İC: Makinalarla üretime geçmeye karar vermeden önce onları satmayı düşündünüz…
Kazova’dan bir işçi: Aslında makinaları başka bir yere götürüp imalata başlayabilirdik ya da satıp 94 arkadaşımızın paralarını verecektik; ama çıkaramadık. Ayrıca makinaların ana kartlarını da sökmüşler. Elimiz kolumuz bağlı durmayalım dedik üretime geçmeye karar verdik ve depoda bulduğumuz kazakları satarak makinaların eksik parçalarını aldık, özellikle forumlarda sattık kazakları… Şu an iki tane makinamız var, üçüncüsü de yakında çalışacak. Bu ayın 28’inde bir şenliğimiz olacak.
İC: Bundan önce sendikal bir örgütlenme var mıydı fabrikada?
Kazova’dan bir işçi: 2000 yılında vardı. Ben 2000’de bir sendikaya girdim ama sonu kötü bitti; çünkü bizim patronlar diktatörler. Sendikaya gittiğimizi öğrenmişler, beyzbol sopalarıyla insanları tek tek çağırarak tehdit ettiler ve dövdüler ve dört arkadaşımızı ve beni işten attılar; ama benden başka makine ustası bulamadıkları için beni işe geri aldılar. Burada herhangi bir sendikaya girmek istediğinizde patronların aşırı tepkisiyle karşılaşıyorsunuz.

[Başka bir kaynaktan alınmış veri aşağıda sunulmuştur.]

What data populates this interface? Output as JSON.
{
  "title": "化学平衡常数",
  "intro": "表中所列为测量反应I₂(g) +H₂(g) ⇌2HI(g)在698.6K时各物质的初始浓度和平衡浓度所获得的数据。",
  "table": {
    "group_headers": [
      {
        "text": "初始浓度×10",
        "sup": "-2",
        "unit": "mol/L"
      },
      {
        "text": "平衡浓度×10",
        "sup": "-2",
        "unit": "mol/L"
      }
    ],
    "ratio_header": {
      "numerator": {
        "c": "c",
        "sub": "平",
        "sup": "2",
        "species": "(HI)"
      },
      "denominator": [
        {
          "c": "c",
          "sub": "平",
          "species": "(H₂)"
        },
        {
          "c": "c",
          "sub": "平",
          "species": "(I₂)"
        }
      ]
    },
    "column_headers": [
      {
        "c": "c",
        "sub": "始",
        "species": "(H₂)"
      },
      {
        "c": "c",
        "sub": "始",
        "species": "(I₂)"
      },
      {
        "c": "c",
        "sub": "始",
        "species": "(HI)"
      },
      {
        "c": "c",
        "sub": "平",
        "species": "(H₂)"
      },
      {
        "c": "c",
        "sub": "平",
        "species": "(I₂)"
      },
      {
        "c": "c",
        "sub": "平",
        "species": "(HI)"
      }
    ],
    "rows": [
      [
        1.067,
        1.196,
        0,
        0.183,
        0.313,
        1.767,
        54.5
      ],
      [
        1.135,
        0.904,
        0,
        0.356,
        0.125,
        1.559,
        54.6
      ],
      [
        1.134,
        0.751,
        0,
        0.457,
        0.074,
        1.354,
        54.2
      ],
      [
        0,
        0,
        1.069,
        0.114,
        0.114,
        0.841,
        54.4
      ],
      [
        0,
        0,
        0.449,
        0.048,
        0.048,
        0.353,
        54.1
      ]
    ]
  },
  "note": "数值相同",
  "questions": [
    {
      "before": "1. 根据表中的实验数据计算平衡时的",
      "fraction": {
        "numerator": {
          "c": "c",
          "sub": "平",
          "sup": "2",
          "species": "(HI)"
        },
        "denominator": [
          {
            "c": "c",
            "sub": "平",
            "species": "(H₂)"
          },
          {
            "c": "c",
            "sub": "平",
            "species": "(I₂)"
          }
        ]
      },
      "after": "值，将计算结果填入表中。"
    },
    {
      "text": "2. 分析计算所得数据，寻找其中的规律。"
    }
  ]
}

İC: Direnişinizde herhangi bir sendika sizinle iletişim kurdu mu?
Kazova’dan bir işçi: Ben fazla burada kalamadığım için hepsini bilmiyorum; ama geçenlerde Süleyman Çelebi geldi. Nakliyat-İş sendikasından arkadaşlar destek veriyorlar bize.
İC: Patronsuz üretim süreci nasıl devam ediyor?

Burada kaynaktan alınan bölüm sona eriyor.